Here we go again: Anti-Semitic acts, such as vandalizing a Holocaust memorial in Boston, have been on the upswing. Such acts are among a great many deeds that tell us this country is in disarray.

Of course, hate groups, like the poor, to use a biblical phrase, will always be within our gates. I would hate to see a completely homogeneous society — how boring that would be. Disagreement within a population is one force in the dialectical movement that is necessary for change.

The recent events in Charlottesville, Va., that cause me to be concerned about the future of this country are the result of having irrational hate groups instead of having people who have a different vision of life but believe in creative discourse.

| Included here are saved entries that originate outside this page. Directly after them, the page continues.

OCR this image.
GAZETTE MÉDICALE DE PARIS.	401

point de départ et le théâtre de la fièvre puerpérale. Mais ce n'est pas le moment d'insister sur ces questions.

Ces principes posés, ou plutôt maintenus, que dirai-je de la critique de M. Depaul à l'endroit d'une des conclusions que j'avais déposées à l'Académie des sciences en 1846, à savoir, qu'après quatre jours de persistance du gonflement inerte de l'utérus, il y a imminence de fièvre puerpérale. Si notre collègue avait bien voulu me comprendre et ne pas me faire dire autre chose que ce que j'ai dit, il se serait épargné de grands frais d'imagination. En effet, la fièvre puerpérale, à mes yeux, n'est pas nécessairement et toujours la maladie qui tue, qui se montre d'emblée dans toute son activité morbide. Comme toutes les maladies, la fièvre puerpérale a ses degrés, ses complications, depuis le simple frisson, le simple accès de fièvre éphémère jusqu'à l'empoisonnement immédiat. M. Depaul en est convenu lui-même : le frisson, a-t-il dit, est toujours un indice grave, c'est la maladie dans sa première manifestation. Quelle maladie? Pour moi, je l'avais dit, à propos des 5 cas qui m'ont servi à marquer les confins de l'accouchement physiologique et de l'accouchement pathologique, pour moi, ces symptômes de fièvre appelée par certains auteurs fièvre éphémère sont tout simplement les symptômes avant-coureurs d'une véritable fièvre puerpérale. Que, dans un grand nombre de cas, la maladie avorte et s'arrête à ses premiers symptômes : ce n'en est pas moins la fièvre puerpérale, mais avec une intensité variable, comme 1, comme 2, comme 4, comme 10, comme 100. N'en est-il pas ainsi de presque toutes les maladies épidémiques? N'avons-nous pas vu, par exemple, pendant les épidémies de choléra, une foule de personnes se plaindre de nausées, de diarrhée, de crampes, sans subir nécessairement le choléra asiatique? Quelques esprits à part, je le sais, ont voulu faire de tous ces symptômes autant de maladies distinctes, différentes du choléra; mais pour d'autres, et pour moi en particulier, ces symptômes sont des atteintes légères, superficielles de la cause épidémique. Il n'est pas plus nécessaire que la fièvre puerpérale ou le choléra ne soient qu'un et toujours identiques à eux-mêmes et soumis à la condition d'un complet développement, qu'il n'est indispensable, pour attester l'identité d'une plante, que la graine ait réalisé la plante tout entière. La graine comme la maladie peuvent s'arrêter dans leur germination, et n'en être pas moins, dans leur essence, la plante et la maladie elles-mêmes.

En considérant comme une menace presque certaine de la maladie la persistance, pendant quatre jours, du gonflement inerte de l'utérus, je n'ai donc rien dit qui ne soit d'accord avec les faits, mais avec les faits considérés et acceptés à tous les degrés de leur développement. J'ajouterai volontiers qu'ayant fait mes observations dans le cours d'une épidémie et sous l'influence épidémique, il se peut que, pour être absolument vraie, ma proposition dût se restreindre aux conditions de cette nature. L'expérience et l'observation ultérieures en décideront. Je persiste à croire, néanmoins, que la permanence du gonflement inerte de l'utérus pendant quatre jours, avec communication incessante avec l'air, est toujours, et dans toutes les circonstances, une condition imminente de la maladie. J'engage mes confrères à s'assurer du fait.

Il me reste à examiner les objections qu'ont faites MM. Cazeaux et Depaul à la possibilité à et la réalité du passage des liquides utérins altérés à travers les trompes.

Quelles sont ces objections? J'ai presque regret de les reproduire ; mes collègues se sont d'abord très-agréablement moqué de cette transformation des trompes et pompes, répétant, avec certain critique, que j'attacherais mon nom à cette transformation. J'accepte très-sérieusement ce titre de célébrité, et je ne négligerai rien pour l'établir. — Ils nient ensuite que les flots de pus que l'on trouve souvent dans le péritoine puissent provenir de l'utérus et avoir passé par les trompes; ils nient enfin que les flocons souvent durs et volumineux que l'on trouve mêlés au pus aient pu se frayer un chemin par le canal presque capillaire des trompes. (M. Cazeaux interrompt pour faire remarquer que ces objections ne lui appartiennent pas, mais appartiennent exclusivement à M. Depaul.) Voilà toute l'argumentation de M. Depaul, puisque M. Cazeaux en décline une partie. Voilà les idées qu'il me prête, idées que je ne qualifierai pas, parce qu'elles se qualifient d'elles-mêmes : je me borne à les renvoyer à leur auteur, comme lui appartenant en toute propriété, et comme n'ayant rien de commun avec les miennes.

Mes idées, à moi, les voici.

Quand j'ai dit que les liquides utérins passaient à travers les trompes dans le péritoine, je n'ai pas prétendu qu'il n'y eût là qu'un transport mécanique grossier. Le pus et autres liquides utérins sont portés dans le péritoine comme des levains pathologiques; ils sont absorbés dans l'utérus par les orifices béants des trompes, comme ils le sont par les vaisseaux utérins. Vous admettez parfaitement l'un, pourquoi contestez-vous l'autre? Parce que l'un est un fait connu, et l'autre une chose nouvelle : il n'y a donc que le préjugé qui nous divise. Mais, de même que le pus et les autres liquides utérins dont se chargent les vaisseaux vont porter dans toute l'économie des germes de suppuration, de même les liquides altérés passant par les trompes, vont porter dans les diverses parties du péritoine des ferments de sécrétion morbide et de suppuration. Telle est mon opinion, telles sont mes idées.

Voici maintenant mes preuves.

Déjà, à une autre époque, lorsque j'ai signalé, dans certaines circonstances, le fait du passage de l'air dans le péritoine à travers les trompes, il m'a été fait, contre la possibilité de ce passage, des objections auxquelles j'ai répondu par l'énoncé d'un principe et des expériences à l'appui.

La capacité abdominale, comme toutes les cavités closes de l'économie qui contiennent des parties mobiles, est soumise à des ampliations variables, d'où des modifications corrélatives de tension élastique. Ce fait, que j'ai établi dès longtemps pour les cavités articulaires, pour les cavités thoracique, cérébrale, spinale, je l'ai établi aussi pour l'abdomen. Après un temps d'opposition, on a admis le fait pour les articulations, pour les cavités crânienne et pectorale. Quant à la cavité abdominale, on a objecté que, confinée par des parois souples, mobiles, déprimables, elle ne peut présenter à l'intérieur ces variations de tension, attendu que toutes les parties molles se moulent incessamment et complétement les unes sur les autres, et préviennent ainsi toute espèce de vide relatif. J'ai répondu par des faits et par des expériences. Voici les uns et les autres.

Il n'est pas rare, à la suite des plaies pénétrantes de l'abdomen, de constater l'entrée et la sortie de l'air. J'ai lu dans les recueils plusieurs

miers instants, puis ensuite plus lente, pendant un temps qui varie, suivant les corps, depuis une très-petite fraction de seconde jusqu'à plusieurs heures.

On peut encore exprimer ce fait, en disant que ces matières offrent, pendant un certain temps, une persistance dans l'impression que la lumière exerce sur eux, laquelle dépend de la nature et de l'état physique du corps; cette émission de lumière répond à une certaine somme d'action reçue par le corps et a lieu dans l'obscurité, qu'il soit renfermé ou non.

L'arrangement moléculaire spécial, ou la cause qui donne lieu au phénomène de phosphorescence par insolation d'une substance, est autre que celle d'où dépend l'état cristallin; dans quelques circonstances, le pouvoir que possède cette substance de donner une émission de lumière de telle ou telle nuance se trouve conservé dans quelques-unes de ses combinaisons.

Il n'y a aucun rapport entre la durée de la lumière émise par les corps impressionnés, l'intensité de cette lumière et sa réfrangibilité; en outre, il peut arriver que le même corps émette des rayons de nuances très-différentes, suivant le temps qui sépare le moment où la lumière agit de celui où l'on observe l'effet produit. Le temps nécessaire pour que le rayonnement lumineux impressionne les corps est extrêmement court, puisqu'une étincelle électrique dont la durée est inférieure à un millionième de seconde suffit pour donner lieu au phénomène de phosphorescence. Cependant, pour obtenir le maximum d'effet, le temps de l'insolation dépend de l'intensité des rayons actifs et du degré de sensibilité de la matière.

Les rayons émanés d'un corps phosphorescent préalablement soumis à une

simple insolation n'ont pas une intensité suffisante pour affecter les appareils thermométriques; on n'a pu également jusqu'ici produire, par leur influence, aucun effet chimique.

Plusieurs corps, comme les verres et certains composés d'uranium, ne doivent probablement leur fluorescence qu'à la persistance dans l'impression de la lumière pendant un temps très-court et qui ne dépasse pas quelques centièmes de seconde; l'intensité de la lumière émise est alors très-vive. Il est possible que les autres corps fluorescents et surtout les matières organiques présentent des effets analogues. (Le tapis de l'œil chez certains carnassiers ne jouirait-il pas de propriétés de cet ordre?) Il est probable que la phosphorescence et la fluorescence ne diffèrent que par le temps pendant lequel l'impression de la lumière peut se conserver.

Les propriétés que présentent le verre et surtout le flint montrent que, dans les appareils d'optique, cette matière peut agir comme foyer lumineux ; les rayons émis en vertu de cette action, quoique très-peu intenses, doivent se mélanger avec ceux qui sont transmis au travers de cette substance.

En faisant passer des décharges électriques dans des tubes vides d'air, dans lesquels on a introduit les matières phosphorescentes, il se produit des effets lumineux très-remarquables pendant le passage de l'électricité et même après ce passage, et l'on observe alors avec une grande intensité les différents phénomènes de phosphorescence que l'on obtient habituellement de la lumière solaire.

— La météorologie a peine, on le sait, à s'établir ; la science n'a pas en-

The sense of futility and hopelessness has changed opposition groups into hate groups believing that this country is ripe for many to accept their philosophy of life. Moreover, they feel emboldened by President Trump’s actions and speeches and have gained an increased sense that the public and even the president of the United States accept their views.

I have experienced the events that gave rise in Germany to rule by hate groups. Is this what is happening in this country?

I would have expected such events to occur during an economic crisis, as in Germany in the 1920s or the United States during the Great Depression. But our economy, so I am told by the television gurus, is strong, and the stock market is rising.

The rise of the market is a great indication of the ever-increasing wealth of a small percentage of the population, whose existing wealth gives them the means for a continual increase in fortunes. But present economic conditions hardly have a positive impact on the working people, the so-called middle class, whose lifestyle is eroding as the value of the dollar decreases.

Although I am, by most standards, an old man retired on a pension and am no longer in the market for a house, I watch television programs about the buying and selling of homes and have become appalled by the rising prices.

Homeownership has always been considered a necessity for a middle-class lifestyle. It seems to me that what has occurred since the last election is a decline in life’s satisfaction.

Perhaps most detrimental to life satisfaction is the erosion of our sense of a predictable future. Our sense of well-being depends on a belief that we can make plans to achieve a good life. I call this our dependence on the truth of if-then propositions, which serve as the blueprint for planning a good future.

Take, for instance, the following proposition: If I go to college, I will be able to get a good job and will have my lifetime career. For a long time, we believed in such a proposition, but no longer. Young people with college degrees live with their parents, and far too few of them make an adequate income to be independent.

We are no longer independent at 18 and are lucky if we are by 35.

For a good life, it is essential that we have a good worldview. In general, as Alan Bloom wrote in his treatise “The Closing of the American Mind,” even our supposed educated people — those who went to college — no longer have a worldview of what constitutes a good society. This, unfortunately, also holds true for the president.

Our educational system, as Bloom proposed, is committed to teaching trades rather than ideas and the development of a vision of life. The educational system has impoverished our people’s souls and has failed to imprint ideas that are essential to the maintenance and growth of democracy. As I see it, this condition has eroded our ability to develop an image of a positive future.

Throughout my life in the United States, almost 70 years, most presidents have given the people a vision for the future, but not the present president, whose plan and view of the good life are expressed in empty slogans, such as “Make America great again.” How?

His view, if he has any, is regressive. His view, as I surmise it, is let’s go back. Back to what? Does he believe that he will bring back jobs in the mines that are economically not feasible?

A good vision of a good future is imperative to both the development and maintenance of hope. And hope is dependent on a vision of the achievability of a good future.

It was Micah and Isaiah’s worldview that gave us Jews hope because it was based on a positive vision of life. It was that kind of hope, for example, that sustained me in the darkest times of my life in the Holocaust. It is hope that gives us faith in the improvement of life in the future.

But this president has no vision of the future. He has no idea how to elevate people’s hope, so we are becoming a people without hope.

Along time ago my grandmother, who liked to instill into me her notion of wisdom, taught me: Money lost, nothing is lost; hope lost, all is lost.

Do we have hope for the future, Mr. President? If so, what is your vision of that future?